ISIL is using the pictures of a drowned Kurdish boy to warn against leaving Islamic countries

ISIL urges people to stay.
ISIL urges people to stay.
Image: Reuters/Umit Bektas
By
We may earn a commission from links on this page.

Images of a drowned Kurdish boy washed ashore on a Turkish beach last week have been splayed across newspapers and shared online around the world.

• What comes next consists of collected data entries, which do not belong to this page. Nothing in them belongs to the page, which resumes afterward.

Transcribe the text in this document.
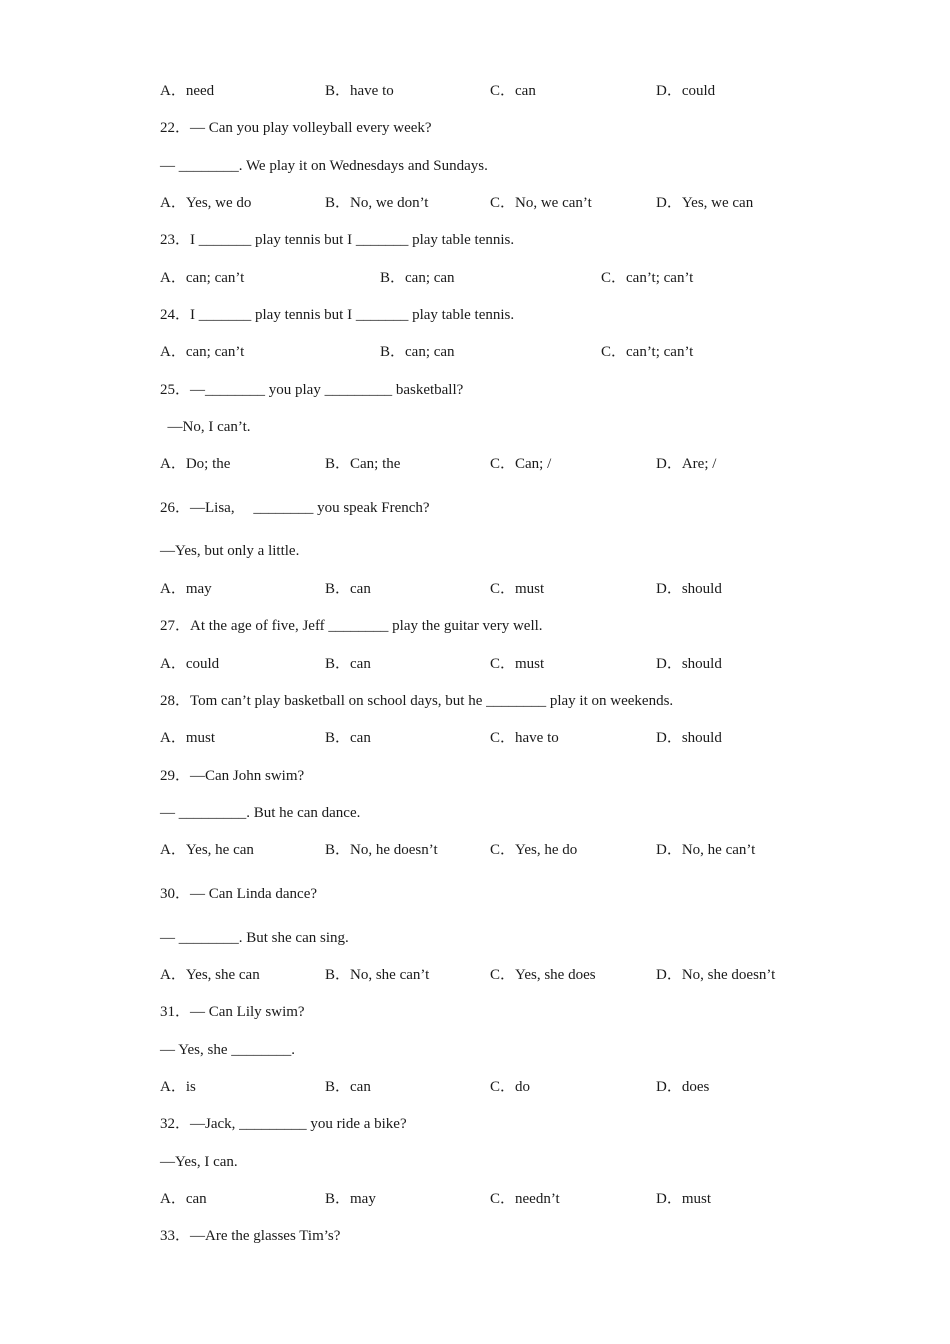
A．need	B．have to	C．can	D．could
22．— Can you play volleyball every week?
— ________. We play it on Wednesdays and Sundays.
A．Yes, we do	B．No, we don’t	C．No, we can’t	D．Yes, we can
23．I _______ play tennis but I _______ play table tennis.
A．can; can’t	B．can; can	C．can’t; can’t
24．I _______ play tennis but I _______ play table tennis.
A．can; can’t	B．can; can	C．can’t; can’t
25．—________ you play _________ basketball?
—No, I can’t.
A．Do; the	B．Can; the	C．Can; /	D．Are; /
26．—Lisa,     ________ you speak French?
—Yes, but only a little.
A．may	B．can	C．must	D．should
27．At the age of five, Jeff ________ play the guitar very well.
A．could	B．can	C．must	D．should
28．Tom can’t play basketball on school days, but he ________ play it on weekends.
A．must	B．can	C．have to	D．should
29．—Can John swim?
— _________. But he can dance.
A．Yes, he can	B．No, he doesn’t	C．Yes, he do	D．No, he can’t
30．— Can Linda dance?
— ________. But she can sing.
A．Yes, she can	B．No, she can’t	C．Yes, she does	D．No, she doesn’t
31．— Can Lily swim?
— Yes, she ________.
A．is	B．can	C．do	D．does
32．—Jack, _________ you ride a bike?
—Yes, I can.
A．can	B．may	C．needn’t	D．must
33．—Are the glasses Tim’s?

The distressing photos were a tipping point in the public discussion of Europe’s growing refugee crisis, and they ramped up the pressure on leaders to do something about it.

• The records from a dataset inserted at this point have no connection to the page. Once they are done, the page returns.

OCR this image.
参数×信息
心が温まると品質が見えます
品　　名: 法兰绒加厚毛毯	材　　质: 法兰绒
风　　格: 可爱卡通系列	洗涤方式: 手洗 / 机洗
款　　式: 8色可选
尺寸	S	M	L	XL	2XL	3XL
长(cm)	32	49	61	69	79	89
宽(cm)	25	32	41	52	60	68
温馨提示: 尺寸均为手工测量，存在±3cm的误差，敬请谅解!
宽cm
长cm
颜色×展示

Now the terrorist group the Islamic State (ISIL) is using the emotional power of the images to warn Muslims against going to Europe. ISIL slammed parents fleeing to Europe, not only for risking the lives of their children, but also for putting their souls in jeopardy. In their latest issue of the organization’s magazine, Dabiq, ISIL used the image of the boy, Alan Kurdi, to drive home the message that leaving the Islamic world ”is a dangerous major sin.”

By abandoning Muslim countries for ones that allow atheism and liberalism, parents are exposing their children to “fornication, sodomy, drugs, and alcohol,” ISIL notes, asserting that migrating to ”dārul-kufr”(land of unbelievers) is equivalent to abandoning Islam all together.

In the article, headlined ”The Danger of Abandoning Darul-Islam [land of Islam],” ISIL uses a number of hadiths, the reported sayings of the Prophet Muhammad, and Quranic verses to criticize those leaving Islamic countries. The article makes a distinction between those who leave to spread the message of Islam, and those who leave simply for a better life.

This latest issue of the magazine, part of the group’s slick communications machine, also demanded ransoms for the Norwegian and Chinese hostages it is holding “for sale,” and boasted about destroying the 2,000-year-old Temple of Bel in Palmyra.